The first time I did a proctored test was with Optum (PCR)
and upon launching their website, the virtual proctor soon joined by chat. He asked me to wash and sanitize my hands and also said to have my ID handy. Once I confirmed I was ready, he began the testing process. I could hear but not see him, which I have found to be standard with most, but not all, online test procedures.
After showing my proctor my Nevada Driver’s License and the unopened test box, it was then time to open the test kit, which included a test card, a sealed tube containing solution and a swab. I had taken the iHealth
test on my own a couple of times at home, so I was familiar with the components of the kit and how to administer the test.
The proctor instructed me step by step on how to administer the test, which was the same way I had previously done it without proctoring. Once the test was completed, he started a timer for 15 minutes and said I was free to get up from the computer while waiting, though I needed to leave the test in its place in full view of the camera lens. When the 15-minute waiting period passed, I returned to the computer and held up my test card to the camera, showing my negative results. The proctor confirmed it was negative. Within a minute or two, I received a text message with a link to my results. Once I clicked that link, I needed to enter my date of birth to view the results.
The “not detected” result included the name of the testing service, the type of test (PCR), my name, my birthdate, the test date and the result date and time. The proctor asked if I would like a PDF of the result as well, which I requested out of an abundance of caution. The PDF was sent to my email shortly after our call ended.
Even though you no longer need to show proof of a negative test result to enter the U.S., it’s still helpful to know what to expect if you need to do so when traveling to other countries. Plus, there’s a chance the U.S. Centers for Disease Control and Prevention may reinstate the testing requirement in the coming days should a new variant emerge.

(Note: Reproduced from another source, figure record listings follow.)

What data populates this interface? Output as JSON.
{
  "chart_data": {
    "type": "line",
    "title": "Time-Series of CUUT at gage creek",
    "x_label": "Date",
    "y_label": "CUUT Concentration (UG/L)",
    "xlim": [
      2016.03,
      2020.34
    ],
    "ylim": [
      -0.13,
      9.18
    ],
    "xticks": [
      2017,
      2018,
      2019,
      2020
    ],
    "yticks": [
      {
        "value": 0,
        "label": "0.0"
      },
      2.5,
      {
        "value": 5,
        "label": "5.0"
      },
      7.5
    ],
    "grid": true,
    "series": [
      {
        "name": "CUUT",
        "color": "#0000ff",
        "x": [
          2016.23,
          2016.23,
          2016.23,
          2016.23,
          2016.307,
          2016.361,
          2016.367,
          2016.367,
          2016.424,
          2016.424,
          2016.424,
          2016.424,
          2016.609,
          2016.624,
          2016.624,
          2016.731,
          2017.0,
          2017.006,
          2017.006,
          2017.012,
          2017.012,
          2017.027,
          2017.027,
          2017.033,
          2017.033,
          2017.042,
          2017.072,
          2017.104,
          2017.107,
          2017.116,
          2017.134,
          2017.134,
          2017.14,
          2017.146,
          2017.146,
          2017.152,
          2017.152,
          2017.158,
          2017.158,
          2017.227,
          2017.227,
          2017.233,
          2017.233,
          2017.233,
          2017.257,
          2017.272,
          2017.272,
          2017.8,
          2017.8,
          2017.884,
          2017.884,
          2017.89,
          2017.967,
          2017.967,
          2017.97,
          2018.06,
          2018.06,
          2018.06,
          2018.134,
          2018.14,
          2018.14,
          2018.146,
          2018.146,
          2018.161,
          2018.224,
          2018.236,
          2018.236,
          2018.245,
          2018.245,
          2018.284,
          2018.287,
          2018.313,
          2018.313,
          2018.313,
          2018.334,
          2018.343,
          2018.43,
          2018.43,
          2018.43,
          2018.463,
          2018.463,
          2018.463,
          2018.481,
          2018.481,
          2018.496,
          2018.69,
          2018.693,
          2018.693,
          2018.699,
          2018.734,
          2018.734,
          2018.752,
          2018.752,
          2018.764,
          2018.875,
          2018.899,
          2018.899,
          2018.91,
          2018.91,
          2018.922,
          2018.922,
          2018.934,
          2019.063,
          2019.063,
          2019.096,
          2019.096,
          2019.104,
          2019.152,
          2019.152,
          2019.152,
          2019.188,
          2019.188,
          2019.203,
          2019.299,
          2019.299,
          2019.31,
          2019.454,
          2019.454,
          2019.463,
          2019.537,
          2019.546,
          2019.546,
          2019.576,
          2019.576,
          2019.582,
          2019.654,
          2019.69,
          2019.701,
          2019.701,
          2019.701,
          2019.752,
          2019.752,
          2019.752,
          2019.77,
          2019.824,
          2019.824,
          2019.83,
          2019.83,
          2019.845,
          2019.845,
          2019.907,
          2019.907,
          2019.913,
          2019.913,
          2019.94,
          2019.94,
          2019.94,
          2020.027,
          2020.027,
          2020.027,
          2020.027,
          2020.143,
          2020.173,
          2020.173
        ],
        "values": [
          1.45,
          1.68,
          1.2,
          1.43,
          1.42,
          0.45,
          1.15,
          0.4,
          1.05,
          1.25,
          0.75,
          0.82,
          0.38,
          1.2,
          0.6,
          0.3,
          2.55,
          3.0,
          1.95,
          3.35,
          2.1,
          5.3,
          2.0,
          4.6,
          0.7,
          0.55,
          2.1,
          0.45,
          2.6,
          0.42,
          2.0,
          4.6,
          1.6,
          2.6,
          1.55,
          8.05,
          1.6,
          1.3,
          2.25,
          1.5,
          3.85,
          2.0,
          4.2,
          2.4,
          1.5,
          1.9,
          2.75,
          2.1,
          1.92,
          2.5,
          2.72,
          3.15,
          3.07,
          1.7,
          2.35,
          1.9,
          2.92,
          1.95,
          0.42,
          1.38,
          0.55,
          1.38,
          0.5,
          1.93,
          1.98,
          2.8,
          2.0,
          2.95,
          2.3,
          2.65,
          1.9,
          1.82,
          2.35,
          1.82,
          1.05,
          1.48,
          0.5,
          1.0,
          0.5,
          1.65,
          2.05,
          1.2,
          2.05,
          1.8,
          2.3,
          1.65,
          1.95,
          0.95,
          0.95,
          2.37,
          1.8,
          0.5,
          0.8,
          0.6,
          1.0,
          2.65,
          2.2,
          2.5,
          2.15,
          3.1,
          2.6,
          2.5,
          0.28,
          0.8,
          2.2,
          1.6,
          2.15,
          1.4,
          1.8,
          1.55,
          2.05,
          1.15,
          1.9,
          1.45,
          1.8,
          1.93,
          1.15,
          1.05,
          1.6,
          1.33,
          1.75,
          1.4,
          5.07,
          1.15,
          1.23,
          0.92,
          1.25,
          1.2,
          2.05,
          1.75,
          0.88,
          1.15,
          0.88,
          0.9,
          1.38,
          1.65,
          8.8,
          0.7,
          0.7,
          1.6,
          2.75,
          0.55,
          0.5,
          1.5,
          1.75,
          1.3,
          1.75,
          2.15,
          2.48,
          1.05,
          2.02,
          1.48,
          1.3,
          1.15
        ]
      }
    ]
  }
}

If you have a self-test kit or two lying around at home and need to show negative results the next time you travel, consider using one of those tests with a virtual proctoring service. However, you’ll want to confirm that the country you’re visiting accepts the results from these tests. You’ll have a number of telehealth services to choose from, most of which cost less than $25 and are covered by some insurance providers. My experience with eMed and Optum were pain-free.
Currently, I collect 8 free Antigen at-home tests each month from my local supermarket pharmacy, plus my library hands them out free of charge whenever I ask for additional tests. They are manufactured by different vendors, so I usually have a selection to choose from. I never have less than a dozen in my suitcase on any of my frequent international sojourns.
Tip: download the app for any of these free at-home tests to your smartphone, so you always have a digital health record on hand, especially those which offer proctored services.